Description

Given a n x n matrix where each of the rows and columns are sorted in ascending order, find the kth smallest element in the matrix.

Note that it is the kth smallest element in the sorted order, not the kth distinct element.

Example:

matrix = [
[ 1, 5, 9],
[10, 11, 13],
[12, 13, 15]
],
k = 8,

return 13.

**Note: **
You may assume k is always valid, 1 ≤ k ≤ n².

Solution

MinHeap, time O(max(n, k) * log k), space O(n)

Here is the step of my solution:

• Build a minHeap of elements from the first row.
• Do the following operations k-1 times :
  • Every time when you poll out the root(Top Element in Heap), you need to know the row number and column number of that element(so we can create a tuple class here), replace that root with the next element from the same column.

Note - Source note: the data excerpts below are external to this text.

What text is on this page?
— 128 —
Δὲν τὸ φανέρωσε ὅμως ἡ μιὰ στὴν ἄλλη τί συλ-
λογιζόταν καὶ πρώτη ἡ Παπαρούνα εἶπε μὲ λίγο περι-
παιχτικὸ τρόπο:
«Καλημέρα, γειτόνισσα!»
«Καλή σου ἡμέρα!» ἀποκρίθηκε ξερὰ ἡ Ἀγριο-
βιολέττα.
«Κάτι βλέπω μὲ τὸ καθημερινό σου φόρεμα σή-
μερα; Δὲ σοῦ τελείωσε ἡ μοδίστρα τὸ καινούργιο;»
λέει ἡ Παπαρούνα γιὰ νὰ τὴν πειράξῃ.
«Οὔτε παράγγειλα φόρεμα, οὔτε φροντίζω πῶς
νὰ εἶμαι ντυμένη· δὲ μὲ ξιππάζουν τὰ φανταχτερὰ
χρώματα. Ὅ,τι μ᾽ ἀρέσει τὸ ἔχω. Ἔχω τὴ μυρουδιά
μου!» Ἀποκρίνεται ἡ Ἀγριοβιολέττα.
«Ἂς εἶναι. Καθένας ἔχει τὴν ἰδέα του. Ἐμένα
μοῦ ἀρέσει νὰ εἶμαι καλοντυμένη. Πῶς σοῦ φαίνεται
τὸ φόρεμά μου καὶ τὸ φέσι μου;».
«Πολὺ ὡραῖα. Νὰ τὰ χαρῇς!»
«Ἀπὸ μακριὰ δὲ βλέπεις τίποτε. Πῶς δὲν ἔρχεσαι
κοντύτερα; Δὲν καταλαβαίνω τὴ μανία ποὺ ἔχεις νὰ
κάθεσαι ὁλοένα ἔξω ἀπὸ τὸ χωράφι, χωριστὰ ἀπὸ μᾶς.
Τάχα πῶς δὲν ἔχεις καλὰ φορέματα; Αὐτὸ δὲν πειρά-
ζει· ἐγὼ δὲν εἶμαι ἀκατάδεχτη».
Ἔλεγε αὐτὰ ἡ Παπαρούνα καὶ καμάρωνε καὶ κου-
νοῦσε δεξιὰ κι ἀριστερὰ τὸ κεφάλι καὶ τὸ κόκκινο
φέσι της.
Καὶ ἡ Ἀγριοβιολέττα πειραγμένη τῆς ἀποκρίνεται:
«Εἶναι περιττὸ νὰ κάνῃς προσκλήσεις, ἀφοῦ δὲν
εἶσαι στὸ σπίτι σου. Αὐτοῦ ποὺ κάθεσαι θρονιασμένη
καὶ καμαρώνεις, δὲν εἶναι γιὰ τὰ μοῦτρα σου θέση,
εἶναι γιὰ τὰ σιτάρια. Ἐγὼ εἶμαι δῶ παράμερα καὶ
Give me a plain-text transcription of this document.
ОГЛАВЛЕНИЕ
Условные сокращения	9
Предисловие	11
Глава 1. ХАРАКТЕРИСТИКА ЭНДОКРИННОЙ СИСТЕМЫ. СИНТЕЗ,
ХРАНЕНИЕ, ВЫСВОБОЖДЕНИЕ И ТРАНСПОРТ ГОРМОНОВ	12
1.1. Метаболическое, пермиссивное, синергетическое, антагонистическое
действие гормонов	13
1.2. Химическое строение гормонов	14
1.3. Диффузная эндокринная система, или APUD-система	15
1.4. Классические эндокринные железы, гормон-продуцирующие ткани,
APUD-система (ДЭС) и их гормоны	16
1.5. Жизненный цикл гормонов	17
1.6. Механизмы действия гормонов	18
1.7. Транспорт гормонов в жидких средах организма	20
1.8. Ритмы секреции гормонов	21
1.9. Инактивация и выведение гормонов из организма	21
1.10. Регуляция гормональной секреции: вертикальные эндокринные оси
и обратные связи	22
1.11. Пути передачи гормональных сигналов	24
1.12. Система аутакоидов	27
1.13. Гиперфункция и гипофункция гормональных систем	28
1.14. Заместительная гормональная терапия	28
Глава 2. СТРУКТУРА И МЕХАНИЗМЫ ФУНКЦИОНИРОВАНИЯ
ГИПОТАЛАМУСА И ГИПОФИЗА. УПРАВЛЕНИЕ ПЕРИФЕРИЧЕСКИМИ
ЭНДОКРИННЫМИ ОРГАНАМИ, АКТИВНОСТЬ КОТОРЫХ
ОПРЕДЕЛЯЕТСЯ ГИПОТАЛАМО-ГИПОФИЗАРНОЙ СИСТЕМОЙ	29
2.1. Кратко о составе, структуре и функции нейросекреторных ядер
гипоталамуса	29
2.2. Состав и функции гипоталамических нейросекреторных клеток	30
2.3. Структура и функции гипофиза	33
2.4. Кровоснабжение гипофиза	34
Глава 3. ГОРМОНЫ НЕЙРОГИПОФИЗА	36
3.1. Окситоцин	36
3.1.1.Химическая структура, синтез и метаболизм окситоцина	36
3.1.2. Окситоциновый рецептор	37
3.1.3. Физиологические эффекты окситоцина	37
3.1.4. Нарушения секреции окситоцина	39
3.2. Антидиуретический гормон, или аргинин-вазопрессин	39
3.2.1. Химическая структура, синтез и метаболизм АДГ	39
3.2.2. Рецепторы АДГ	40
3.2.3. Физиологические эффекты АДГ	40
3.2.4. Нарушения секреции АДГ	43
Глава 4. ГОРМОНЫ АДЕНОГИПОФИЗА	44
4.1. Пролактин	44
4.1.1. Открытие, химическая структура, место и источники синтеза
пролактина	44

After you finish this problem, thinks more :

• For this question, you can also build a min Heap from the first column, and do the similar operations as above.(Replace the root with the next element from the same row)

class Solution {
    public int kthSmallest(int[][] matrix, int k) {
        int n = matrix.length;
        PriorityQueue<int[]> queue 
            = new PriorityQueue<>((a, b) 
                    -> Integer.compare(get(matrix, a), get(matrix, b)));
        // offer first k elements in first column
        for (int i = 0; i < Math.min(n, k); ++i) {
            queue.offer(new int[] {i, 0});
        }
        
        while (--k > 0) {
            int[] curr = queue.poll();
            if (curr[1] + 1 < n) {
                curr[1]++;
                queue.offer(curr);
            }
        }
        
        return get(matrix, queue.peek());
    }
    
    private int get(int[][] matrix, int[] pos) {
        return matrix[pos[0]][pos[1]];
    }
}